Singapore Property Rule Easing May Start Regulatory Shift
(Bloomberg) -- Singapore’s decision to remove a restriction on home builders may be the the first step to unwinding cooling measures on the sector, according to analysts.
Publicly listed housing developers with a “substantial connection to Singapore” will be exempt from the requirement to complete development within five years and sell all units in a project within an extra two years, the Ministry of Law and Singapore Land Authority said in a statement on Thursday.
Still, the government said it isn’t making changes to existing property market cooling measures and all developers will continue to be subject to the prevailing Additional Buyer’s Stamp Duty.
“In light of the current subdued market sentiment and the challenging economic outlook, we hope that the Government will continue to review market conditions and make further policy tweaks,” a spokesperson for City Developments Ltd. said in a statement.
Shares in City Developments fell 0.3% and UOL Group Ltd. dropped 0.2% as of 2:50 p.m. in Singapore, both erasing advances of more than 1%.
Here is what the analysts are saying:
Citigroup Inc. (Brandon Lee, Si Xian Goh)
- “We think the market may view the move as a sign that the government could ease more existing cooling measures.”
- Developers will prefer “the abolishment or reduction of Additional Buyer’s Stamp Duty, which is more punitive.”
- The government’s move might result in a knee-jerk positive impact on developers similar to what happened when seller’s stamp duty was removed in 2017.
- Developers with unsold inventory from en-bloc market will benefit.
Jefferies Financial Group Inc. (Krishna Guha)
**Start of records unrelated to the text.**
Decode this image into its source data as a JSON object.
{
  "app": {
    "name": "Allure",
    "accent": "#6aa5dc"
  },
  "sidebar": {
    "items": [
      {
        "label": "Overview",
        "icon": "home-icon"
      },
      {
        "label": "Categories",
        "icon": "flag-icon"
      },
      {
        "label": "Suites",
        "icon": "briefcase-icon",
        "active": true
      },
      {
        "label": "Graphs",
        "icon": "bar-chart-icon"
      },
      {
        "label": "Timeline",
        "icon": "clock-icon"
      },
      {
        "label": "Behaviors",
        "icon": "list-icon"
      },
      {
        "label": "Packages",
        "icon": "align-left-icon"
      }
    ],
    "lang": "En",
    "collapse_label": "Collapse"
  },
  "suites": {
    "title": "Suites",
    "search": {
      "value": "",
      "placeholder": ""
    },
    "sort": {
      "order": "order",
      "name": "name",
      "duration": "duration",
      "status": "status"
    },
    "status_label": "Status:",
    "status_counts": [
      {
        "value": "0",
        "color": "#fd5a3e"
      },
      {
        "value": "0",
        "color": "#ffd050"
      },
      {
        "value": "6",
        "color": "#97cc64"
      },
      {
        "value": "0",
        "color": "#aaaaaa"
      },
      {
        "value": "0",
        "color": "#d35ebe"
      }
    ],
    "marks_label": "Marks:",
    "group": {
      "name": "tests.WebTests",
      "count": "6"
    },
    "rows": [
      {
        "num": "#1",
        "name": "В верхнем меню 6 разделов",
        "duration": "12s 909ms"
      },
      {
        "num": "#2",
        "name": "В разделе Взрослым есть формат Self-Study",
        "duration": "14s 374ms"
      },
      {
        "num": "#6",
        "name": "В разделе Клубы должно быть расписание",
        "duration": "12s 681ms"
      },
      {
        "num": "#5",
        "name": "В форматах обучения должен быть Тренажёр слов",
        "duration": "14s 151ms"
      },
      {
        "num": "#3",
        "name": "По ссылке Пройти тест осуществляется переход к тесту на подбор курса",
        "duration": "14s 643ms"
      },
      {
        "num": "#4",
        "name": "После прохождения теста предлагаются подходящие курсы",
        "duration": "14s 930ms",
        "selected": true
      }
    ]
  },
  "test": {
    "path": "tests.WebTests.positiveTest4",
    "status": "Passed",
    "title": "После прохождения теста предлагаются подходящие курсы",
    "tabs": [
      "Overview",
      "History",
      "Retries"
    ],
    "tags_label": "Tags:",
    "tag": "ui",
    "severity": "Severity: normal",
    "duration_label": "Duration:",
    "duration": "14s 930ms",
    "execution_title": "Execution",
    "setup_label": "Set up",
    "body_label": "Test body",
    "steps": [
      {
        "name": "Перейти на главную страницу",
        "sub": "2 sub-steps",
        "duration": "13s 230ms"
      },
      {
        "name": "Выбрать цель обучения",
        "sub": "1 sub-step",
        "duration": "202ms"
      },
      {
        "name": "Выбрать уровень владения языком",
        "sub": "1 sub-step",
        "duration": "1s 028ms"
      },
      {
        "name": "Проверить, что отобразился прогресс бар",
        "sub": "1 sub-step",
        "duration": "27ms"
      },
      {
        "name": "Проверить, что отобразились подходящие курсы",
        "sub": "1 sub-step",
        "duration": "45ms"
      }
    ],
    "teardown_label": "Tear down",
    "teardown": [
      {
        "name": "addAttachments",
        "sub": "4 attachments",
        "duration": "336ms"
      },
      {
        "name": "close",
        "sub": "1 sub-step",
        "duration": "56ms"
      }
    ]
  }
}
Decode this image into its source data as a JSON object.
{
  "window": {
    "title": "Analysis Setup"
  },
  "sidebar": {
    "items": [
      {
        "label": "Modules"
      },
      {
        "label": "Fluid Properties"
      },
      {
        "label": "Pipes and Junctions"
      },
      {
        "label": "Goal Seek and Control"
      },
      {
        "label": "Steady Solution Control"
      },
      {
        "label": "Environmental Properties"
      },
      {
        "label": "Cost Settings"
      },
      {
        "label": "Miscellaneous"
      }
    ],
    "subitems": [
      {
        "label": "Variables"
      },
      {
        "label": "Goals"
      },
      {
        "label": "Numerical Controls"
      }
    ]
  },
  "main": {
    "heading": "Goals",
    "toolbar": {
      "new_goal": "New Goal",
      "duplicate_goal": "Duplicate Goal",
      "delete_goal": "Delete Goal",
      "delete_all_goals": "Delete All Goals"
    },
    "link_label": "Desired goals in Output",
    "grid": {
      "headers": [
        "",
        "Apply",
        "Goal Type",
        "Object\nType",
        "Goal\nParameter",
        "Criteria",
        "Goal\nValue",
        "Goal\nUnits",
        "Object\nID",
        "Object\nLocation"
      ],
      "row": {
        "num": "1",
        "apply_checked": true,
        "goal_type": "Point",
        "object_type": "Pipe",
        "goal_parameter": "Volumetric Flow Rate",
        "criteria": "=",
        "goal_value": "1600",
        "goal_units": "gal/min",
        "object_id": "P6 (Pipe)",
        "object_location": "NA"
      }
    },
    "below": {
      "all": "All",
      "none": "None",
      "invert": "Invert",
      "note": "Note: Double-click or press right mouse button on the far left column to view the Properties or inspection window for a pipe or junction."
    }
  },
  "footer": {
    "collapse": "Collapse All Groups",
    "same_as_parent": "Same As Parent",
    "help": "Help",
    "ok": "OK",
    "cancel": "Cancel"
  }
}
- Authorities are signaling “a willingness to address the concerns of local developers while keeping the overall residential market in line with economic fundamentals, especially in what could be an election year.”
- Selective easing helping local builders while maintaining price stability.
- Maintains buy on City Developments.
Credit Suisse Group AG (Louis Chua)
- “We view the QC rule change as an indication the government is cognizant of maintaining a stable property market, both in terms of capping excessive euphoria and providing downside support.”
- Remains positive on UOL Group and City Developments.